Artık herkes gazeteci ama DÜNYA yine var!
Zaman zaman düşünürüm; teknolojik gelişmeler, üç mesleğin yıllar öncesine göre her geçen gün daha kolay icra edilmesine katkıda bulunuyor.
Biri emniyet hizmetleri. Çok önceleri polisin elinde suçluyu belirleme ve yakalamada parmak izinden başka ne vardı? Ya şimdi? Teknik takibi mümkün kılan olağanüstü cihazlar, DNA gibi müthiş bir olanak...
Ya tıptaki gelişmeler... Tıbbi tetkik denildi mi akla yalnızca röntgen gelmez miydi? MR da, ultrason da şunun şurasında kaç yıldır uygulamada ki... Yapılanı küçümseme amaçlı olarak dilimize yerleşen ama aslında büyük önemi olan “iki tık tık, bir şık şık” hala teşhiste kayda değer bir yer tutuyorsa da artık hekimlerin en büyük yardımcısı yeni tıp teknolojisi.
Ve medya... Örneğin Merkez Bankası şimdi olduğu gibi çoğu istatistiği perşembe günü açıklardı. Bu açıklama, tabii ki olmayan internet yoluyla yapılacak değildi ya. Anka Ajansı’nda çalışıyorum; açıklamanın yapılacağı saatte bir arkadaşımız Merkez Bankası'nda bekler, olabildiğince hızlı bir şekilde büroya gelir ve haber yazılırdı. Aynı durum TÜİK için de (o zamanki adı DİE yani Devlet İstatistik Enstitüsü’ydü), diğer kurumlar için de geçerliydi.
Öyle şimdiki gibi oturduğunuz yerden ne binlerce veriye, hem de yıllar öncesinin verisine ulaşmak mümkündü, ne Resmi Gazete’yi ekranda görebilmek. Her sabah Resmi Gazete’yi alıp gelmekle görevli bir arkadaşımız vardı.
Şimdi herkes gazeteci!
Yıl 1981... DÜNYA da işte gazeteciliğin zor koşullarda yapıldığı bu dönemde yayın hayatına başlıyor.
Bu durum hem bir yönden avantaj, hem dezavantaj...
O yılların koşulları bir yönden avantaj sunuyor. Her ne kadar ekonomik bilgiye, veriye, yoruma ihtiyaç duyma kavramı çok yaygın değilse de yine de böyle bir yayına ihtiyaç var; insanlar ekonomik bilgiye ulaşmada çok zorluk çekiyor ve DÜNYA bu boşluğu dolduruyor. Avantajdan kastım bu.
Yıllar yılları kovalıyor, birileri ekonomi gazeteciliğini kolay bir iş olarak görmeye başlıyor; rakipler çıkıyor ama DÜNYA yoluna devam ediyor.
1995’e, hatta 2000’lere kadar olan dönem bilgiye-veriye ulaşma yönüyle sıkıntılı ama dediğim gibi bu görece bir avantaj sağlıyor.

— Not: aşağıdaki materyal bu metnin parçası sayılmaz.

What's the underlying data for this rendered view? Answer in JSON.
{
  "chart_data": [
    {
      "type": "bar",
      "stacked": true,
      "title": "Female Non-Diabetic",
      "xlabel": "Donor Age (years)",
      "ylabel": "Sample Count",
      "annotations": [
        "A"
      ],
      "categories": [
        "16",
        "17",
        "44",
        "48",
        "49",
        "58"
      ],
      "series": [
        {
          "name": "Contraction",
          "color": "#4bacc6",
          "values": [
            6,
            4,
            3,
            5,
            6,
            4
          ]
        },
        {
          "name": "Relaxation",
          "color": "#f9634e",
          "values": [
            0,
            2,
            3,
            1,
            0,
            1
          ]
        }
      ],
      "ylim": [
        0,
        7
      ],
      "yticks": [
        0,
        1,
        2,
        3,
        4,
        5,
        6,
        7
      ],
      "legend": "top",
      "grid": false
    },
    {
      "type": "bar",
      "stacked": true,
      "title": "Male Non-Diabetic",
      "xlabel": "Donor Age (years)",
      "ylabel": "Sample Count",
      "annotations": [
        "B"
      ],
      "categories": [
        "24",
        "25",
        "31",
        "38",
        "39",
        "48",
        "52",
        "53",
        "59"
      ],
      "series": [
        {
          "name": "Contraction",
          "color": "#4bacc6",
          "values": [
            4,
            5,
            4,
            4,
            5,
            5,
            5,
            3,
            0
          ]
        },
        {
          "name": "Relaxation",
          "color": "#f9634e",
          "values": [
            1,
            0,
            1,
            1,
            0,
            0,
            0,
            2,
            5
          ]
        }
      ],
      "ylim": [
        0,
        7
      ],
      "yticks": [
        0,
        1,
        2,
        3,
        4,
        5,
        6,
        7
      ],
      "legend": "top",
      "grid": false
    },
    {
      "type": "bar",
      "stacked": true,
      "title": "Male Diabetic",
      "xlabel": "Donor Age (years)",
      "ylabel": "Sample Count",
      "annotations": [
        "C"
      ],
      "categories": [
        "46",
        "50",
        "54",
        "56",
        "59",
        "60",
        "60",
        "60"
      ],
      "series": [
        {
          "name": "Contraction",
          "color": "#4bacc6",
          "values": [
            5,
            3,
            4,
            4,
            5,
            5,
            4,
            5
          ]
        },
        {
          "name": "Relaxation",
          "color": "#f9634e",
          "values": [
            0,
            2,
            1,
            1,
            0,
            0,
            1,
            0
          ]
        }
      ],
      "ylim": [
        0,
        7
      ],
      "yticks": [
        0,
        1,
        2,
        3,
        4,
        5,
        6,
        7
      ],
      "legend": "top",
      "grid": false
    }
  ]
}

İletişim olanaklarının çoğalması ekonomi yayıncılığı yapan kuruluşların işini bir anlamda zorlaştırıyor. Dedim ya, Anka’da çalışırken Merkez Bankası’nın haftalık verilerini perşembe günü alıp yazar ve okuyucuya ertesi gün ulaştırırdık, diye. Şimdi o veriler ekranda ve ilgili olan herkes gazeteciyle birlikte anında haberdar olabiliyor. Yani bir basın kurulunun rakibi artık bir başka basın kuruluşundan çok, bir anlamda bizzat okuyucunun kendisi.

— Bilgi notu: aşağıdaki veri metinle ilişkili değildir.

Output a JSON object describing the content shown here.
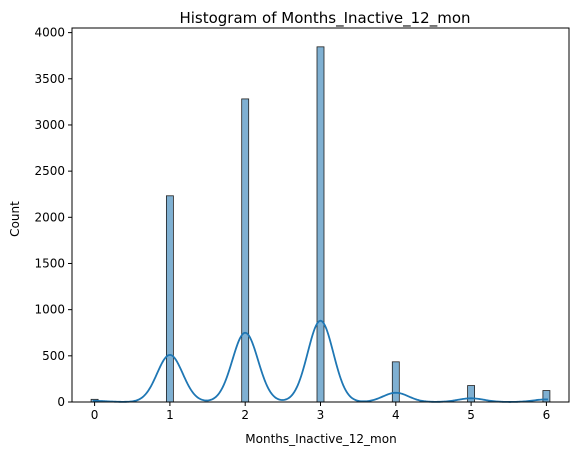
{
  "chart_data": {
    "type": "bar",
    "subtype": "histogram with kde line",
    "title": "Histogram of Months_Inactive_12_mon",
    "xlabel": "Months_Inactive_12_mon",
    "ylabel": "Count",
    "xlim": [
      -0.3,
      6.3
    ],
    "ylim": [
      0,
      4050
    ],
    "x_ticks": [
      0,
      1,
      2,
      3,
      4,
      5,
      6
    ],
    "y_ticks": [
      0,
      500,
      1000,
      1500,
      2000,
      2500,
      3000,
      3500,
      4000
    ],
    "bar_color": "#7fb0d2",
    "bar_edge_color": "#1f1f1f",
    "bars": [
      {
        "x": 0,
        "value": 29
      },
      {
        "x": 1,
        "value": 2233
      },
      {
        "x": 2,
        "value": 3282
      },
      {
        "x": 3,
        "value": 3846
      },
      {
        "x": 4,
        "value": 435
      },
      {
        "x": 5,
        "value": 178
      },
      {
        "x": 6,
        "value": 124
      }
    ],
    "kde": {
      "color": "#1f77b4",
      "peaks": [
        {
          "x": 0,
          "value": 12
        },
        {
          "x": 1,
          "value": 510
        },
        {
          "x": 2,
          "value": 750
        },
        {
          "x": 3,
          "value": 880
        },
        {
          "x": 4,
          "value": 100
        },
        {
          "x": 5,
          "value": 40
        },
        {
          "x": 6,
          "value": 28
        }
      ]
    },
    "grid": false,
    "legend": "none"
  }
}
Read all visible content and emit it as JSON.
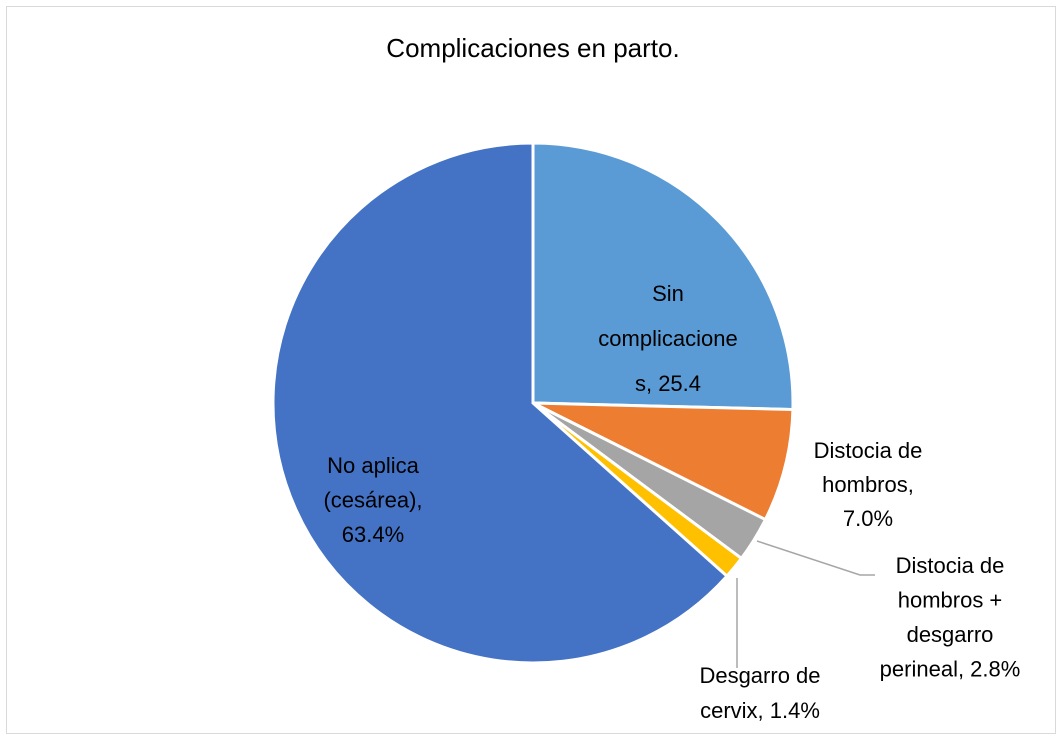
{
  "chart_data": {
    "type": "pie",
    "title": "Complicaciones en parto.",
    "values": [
      25.4,
      7.0,
      2.8,
      1.4,
      63.4
    ],
    "labels": [
      [
        "Sin",
        "complicacione",
        "s, 25.4"
      ],
      [
        "Distocia de",
        "hombros,",
        "7.0%"
      ],
      [
        "Distocia de",
        "hombros +",
        "desgarro",
        "perineal, 2.8%"
      ],
      [
        "Desgarro de",
        "cervix, 1.4%"
      ],
      [
        "No aplica",
        "(cesárea),",
        "63.4%"
      ]
    ],
    "colors": [
      "#5b9bd5",
      "#ed7d31",
      "#a5a5a5",
      "#ffc000",
      "#4472c4"
    ]
  }
}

O zaman yapılan işi çeşitlendirmek, salt veri ve haber olmaktan çıkarmak gerekiyor.
DÜNYA’nın yaptığı da budur. Konu yalnızca düz bilgi ve veriye ulaşmak olsaydı, ben bugün burada DÜNYA’nın 41’inci yılı için bu yazıyı yazmış olamazdım; çünkü ortada DÜNYA kalmazdı. DÜNYA’nın başarısı buradadır. DÜNYA 40 yıldır doğru bilgi vermiş, doğru veri aktarmış, yanlı olmayan yorumla da okuyucuya yol göstermeye çalışmıştır.